• La chaire de Mondon

     

    Ravachol était un paysan de Mondon, un village perché sur les Côtes d’Arvers. Il possédait un bouc qui ne sortait pas de l’étable et dont il louait les services aux gens qui possédaient des chèvres. Attaché à la crèche, l’animal rêvait sans doute de liberté dans les haies ou d’escalades dans les roches du Mont ou sur les toits accessibles des maisons basses, au sommet des cheminées comme le font souvent les chèvres et les cabris pour se distraire.

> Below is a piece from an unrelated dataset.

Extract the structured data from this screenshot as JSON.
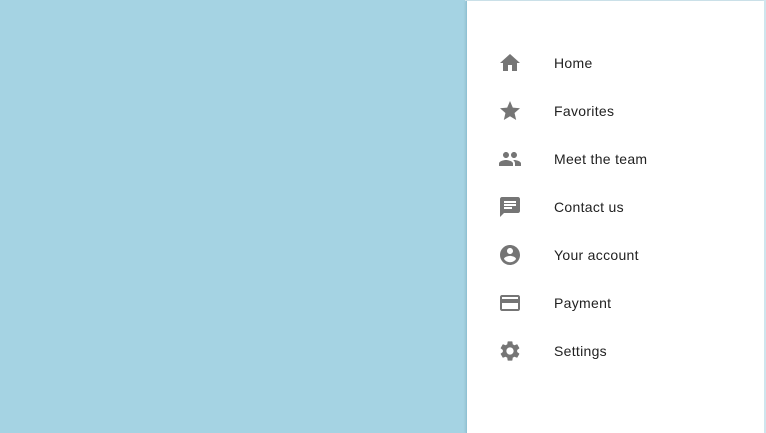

    Un jour d’avril, alors qu’il était condamné au fourrage sec, à l’obscurité, la brise printanière lui apportant les parfums de la campagne en fête, le bouc, excité par la saison des amours, se mit à tourner la tête autour de la vieille corde qui lui servait de lien ; si bien que celle-ci se rompit et que l’animal, n’ayant plus que son licou de cuir, franchit la porte pour assouvir son besoin de liberté. Le village étant fortement en pente, il se dirigea instinctivement vers le haut. Arrivé devant l’église, il grimpa par plaisir les vingt marches qui conduisent au porche. La nef étant ouverte, il entra, sauta sur les bancs, puis, faisant le tour de l’édifice, il se trouva devant l’escalier de la chaire qu’il gravit par curiosité, poussa la petite porte entrouverte et se mit à tourner dans l’étroite tribune tout en la fermant involontairement, et se trouva prisonnier. Se dressant sur ses pattes de derrière, il ne put se percher sur les bords trop étroits, puis se mit à tourner, à tourner, cherchant vainement l’endroit par lequel il était entré.

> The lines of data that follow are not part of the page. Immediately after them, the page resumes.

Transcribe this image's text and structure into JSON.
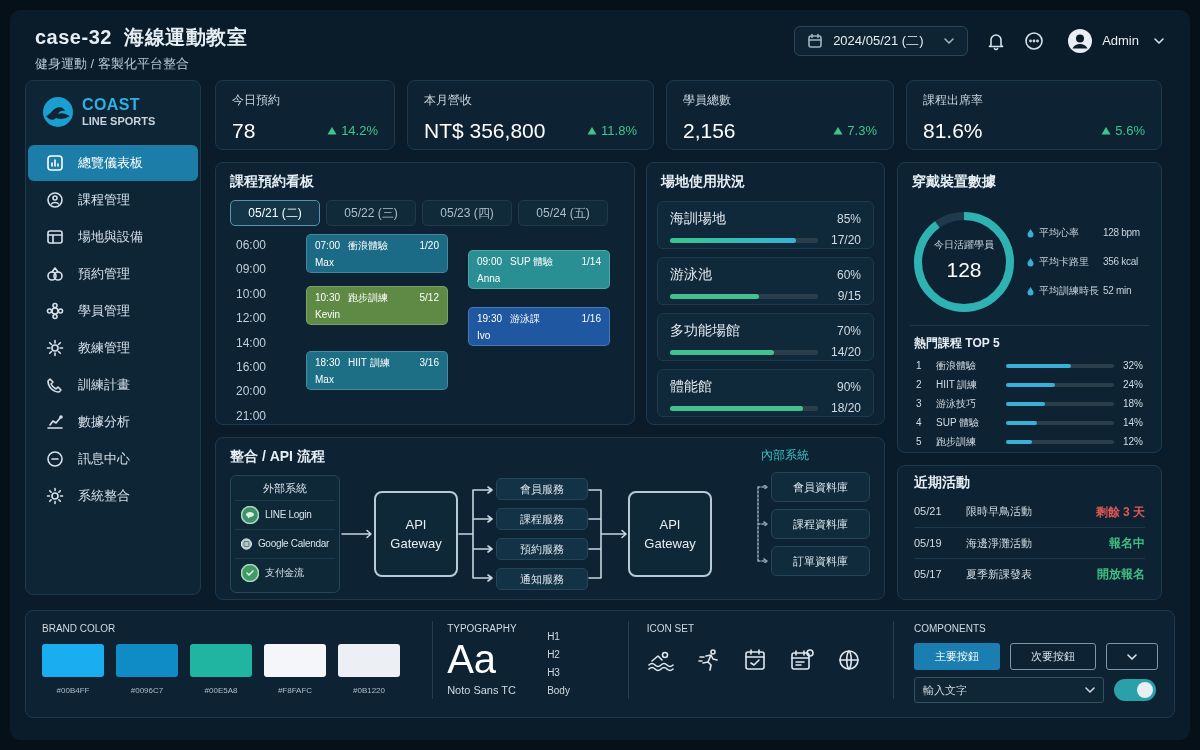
{
  "header": {
    "title": "case-32  海線運動教室",
    "subtitle": "健身運動 / 客製化平台整合",
    "date": "2024/05/21 (二)",
    "user": "Admin"
  },
  "sidebar": {
    "brand": "COAST",
    "brand_sub": "LINE SPORTS",
    "items": [
      {
        "label": "總覽儀表板",
        "selected": true
      },
      {
        "label": "課程管理",
        "selected": false
      },
      {
        "label": "場地與設備",
        "selected": false
      },
      {
        "label": "預約管理",
        "selected": false
      },
      {
        "label": "學員管理",
        "selected": false
      },
      {
        "label": "教練管理",
        "selected": false
      },
      {
        "label": "訓練計畫",
        "selected": false
      },
      {
        "label": "數據分析",
        "selected": false
      },
      {
        "label": "訊息中心",
        "selected": false
      },
      {
        "label": "系統整合",
        "selected": false
      }
    ]
  },
  "kpis": [
    {
      "label": "今日預約",
      "value": "78",
      "change": "14.2%"
    },
    {
      "label": "本月營收",
      "value": "NT$ 356,800",
      "change": "11.8%"
    },
    {
      "label": "學員總數",
      "value": "2,156",
      "change": "7.3%"
    },
    {
      "label": "課程出席率",
      "value": "81.6%",
      "change": "5.6%"
    }
  ],
  "schedule": {
    "title": "課程預約看板",
    "days": [
      {
        "label": "05/21 (二)",
        "selected": true
      },
      {
        "label": "05/22 (三)",
        "selected": false
      },
      {
        "label": "05/23 (四)",
        "selected": false
      },
      {
        "label": "05/24 (五)",
        "selected": false
      }
    ],
    "times": [
      "06:00",
      "09:00",
      "10:00",
      "12:00",
      "14:00",
      "16:00",
      "20:00",
      "21:00"
    ],
    "columns": [
      [
        {
          "time": "07:00",
          "name": "衝浪體驗",
          "count": "1/20",
          "coach": "Max",
          "color": "#1b6a86"
        },
        {
          "time": "10:30",
          "name": "跑步訓練",
          "count": "5/12",
          "coach": "Kevin",
          "color": "#5f8a45"
        },
        {
          "time": "18:30",
          "name": "HIIT 訓練",
          "count": "3/16",
          "coach": "Max",
          "color": "#1d6f86"
        }
      ],
      [
        {
          "time": "09:00",
          "name": "SUP 體驗",
          "count": "1/14",
          "coach": "Anna",
          "color": "#2a8f92"
        },
        {
          "time": "19:30",
          "name": "游泳課",
          "count": "1/16",
          "coach": "Ivo",
          "color": "#1f58a0"
        }
      ]
    ]
  },
  "venues": {
    "title": "場地使用狀況",
    "items": [
      {
        "name": "海訓場地",
        "percent": "85%",
        "level": 0.85,
        "count": "17/20"
      },
      {
        "name": "游泳池",
        "percent": "60%",
        "level": 0.6,
        "count": "9/15"
      },
      {
        "name": "多功能場館",
        "percent": "70%",
        "level": 0.7,
        "count": "14/20"
      },
      {
        "name": "體能館",
        "percent": "90%",
        "level": 0.9,
        "count": "18/20"
      }
    ]
  },
  "wearables": {
    "title": "穿戴裝置數據",
    "ring_label": "今日活躍學員",
    "ring_value": "128",
    "level": 0.9,
    "stats": [
      {
        "label": "平均心率",
        "value": "128 bpm"
      },
      {
        "label": "平均卡路里",
        "value": "356 kcal"
      },
      {
        "label": "平均訓練時長",
        "value": "52 min"
      }
    ],
    "top_title": "熱門課程 TOP 5",
    "top": [
      {
        "rank": "1",
        "name": "衝浪體驗",
        "percent": "32%",
        "level": 0.6
      },
      {
        "rank": "2",
        "name": "HIIT 訓練",
        "percent": "24%",
        "level": 0.45
      },
      {
        "rank": "3",
        "name": "游泳技巧",
        "percent": "18%",
        "level": 0.36
      },
      {
        "rank": "4",
        "name": "SUP 體驗",
        "percent": "14%",
        "level": 0.29
      },
      {
        "rank": "5",
        "name": "跑步訓練",
        "percent": "12%",
        "level": 0.24
      }
    ]
  },
  "integration": {
    "title": "整合 / API 流程",
    "external_title": "外部系統",
    "external": [
      "LINE Login",
      "Google Calendar",
      "支付金流"
    ],
    "gateway_in": "API Gateway",
    "services": [
      "會員服務",
      "課程服務",
      "預約服務",
      "通知服務"
    ],
    "gateway_out": "API Gateway",
    "internal_title": "內部系統",
    "internal": [
      "會員資料庫",
      "課程資料庫",
      "訂單資料庫"
    ]
  },
  "events": {
    "title": "近期活動",
    "items": [
      {
        "date": "05/21",
        "name": "限時早鳥活動",
        "status": "剩餘 3 天",
        "color": "#e05858"
      },
      {
        "date": "05/19",
        "name": "海邊淨灘活動",
        "status": "報名中",
        "color": "#3fbf83"
      },
      {
        "date": "05/17",
        "name": "夏季新課發表",
        "status": "開放報名",
        "color": "#3fbf83"
      }
    ]
  },
  "design": {
    "brand_title": "BRAND COLOR",
    "swatches": [
      {
        "label": "#00B4FF",
        "color": "#1aaef0"
      },
      {
        "label": "#0096C7",
        "color": "#0f8cc6"
      },
      {
        "label": "#00E5A8",
        "color": "#1fb5a0"
      },
      {
        "label": "#F8FAFC",
        "color": "#f4f6f9"
      },
      {
        "label": "#0B1220",
        "color": "#eceff3"
      }
    ],
    "type_title": "TYPOGRAPHY",
    "type_sample": "Aa",
    "type_font": "Noto Sans TC",
    "type_levels": [
      "H1",
      "H2",
      "H3",
      "Body"
    ],
    "icon_title": "ICON SET",
    "components_title": "COMPONENTS",
    "primary_button": "主要按鈕",
    "secondary_button": "次要按鈕",
    "select": {
      "placeholder": "輸入文字"
    },
    "toggle": {
      "on": true
    }
  }
}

    Au même instant, comme il était midi, le père Bati vint, comme chaque jour, sonner l’Angélus. Arrivé dans le porche, il entendit un bruit insolite à l’intérieur de l’église et, pensant que des gamins étaient en train de faire quelque sottise, il entra dans la nef. C’est alors qu’à cet instant, le bouc s’étant dressé, Bati aperçut sur le bord de la chaire une tête noire avec une barbe et des cornes, et crut qu’il s’agissait du diable causant quelque profanation. Son sang ne fit qu’un tour, il courut immédiatement au presbytère alerter le curé de Mondon.

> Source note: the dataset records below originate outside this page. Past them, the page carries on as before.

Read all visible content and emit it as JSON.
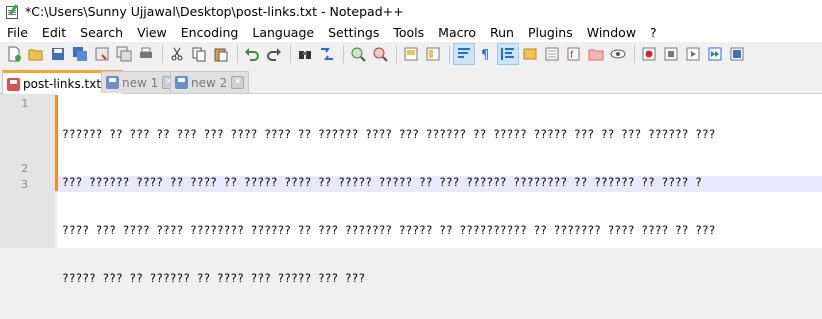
{
  "window": {
    "title": "*C:\\Users\\Sunny Ujjawal\\Desktop\\post-links.txt - Notepad++"
  },
  "menu": [
    "File",
    "Edit",
    "Search",
    "View",
    "Encoding",
    "Language",
    "Settings",
    "Tools",
    "Macro",
    "Run",
    "Plugins",
    "Window",
    "?"
  ],
  "toolbar": {
    "icons": [
      "new-file-icon",
      "open-file-icon",
      "save-icon",
      "save-all-icon",
      "close-icon",
      "close-all-icon",
      "print-icon",
      "cut-icon",
      "copy-icon",
      "paste-icon",
      "undo-icon",
      "redo-icon",
      "find-icon",
      "replace-icon",
      "zoom-in-icon",
      "zoom-out-icon",
      "sync-vertical-icon",
      "sync-horizontal-icon",
      "word-wrap-icon",
      "show-all-characters-icon",
      "indent-guide-icon",
      "udl-icon",
      "doc-map-icon",
      "function-list-icon",
      "folder-workspace-icon",
      "monitoring-icon",
      "record-macro-icon",
      "stop-recording-icon",
      "play-macro-icon",
      "run-macro-multiple-icon",
      "save-macro-icon"
    ]
  },
  "tabs": [
    {
      "label": "post-links.txt",
      "active": true,
      "color": "#d9534f"
    },
    {
      "label": "new 1",
      "active": false,
      "color": "#6d8fc9"
    },
    {
      "label": "new 2",
      "active": false,
      "color": "#6d8fc9"
    }
  ],
  "editor": {
    "line_numbers": [
      "1",
      "2",
      "3"
    ],
    "lines": [
      "?????? ?? ??? ?? ??? ??? ???? ???? ?? ?????? ???? ??? ?????? ?? ????? ????? ??? ?? ??? ?????? ???",
      "??? ?????? ???? ?? ???? ?? ????? ???? ?? ????? ????? ?? ??? ?????? ???????? ?? ?????? ?? ???? ?",
      "???? ??? ???? ???? ???????? ?????? ?? ??? ??????? ????? ?? ?????????? ?? ??????? ???? ???? ?? ???",
      "????? ??? ?? ?????? ?? ???? ??? ????? ??? ???"
    ]
  }
}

    Celui-ci venait de se mettre à table, sa mère venant de « tremper » une bonne soupe au lard.

    « Monsieur le Curé, hurla le père Bati, le Diable est dans l’église, je l’ai vu dans la chaire.

    - Ah bon ! Répondit simplement le prêtre, comment est-il ?

    - Il n’est pas beau, mais il vous faudrait vite faire quelque chose !

    - Bien sûr, j’irai voir quand j’aurai mangé.

    - Ben nom de gui ! Ça alors, vous ne me croyez pas ! Hé bien si ça ne vous intéresse pas, si nous ne voulez pas bouger, je ne sonnerai plus jamais l’Angélus !

    - Du calme, du calme, j’irai voir tout à l’heure... »

    Et Bati, furieux, rentra chez lui en jurant les cent mille milliards de cent mille vains noms…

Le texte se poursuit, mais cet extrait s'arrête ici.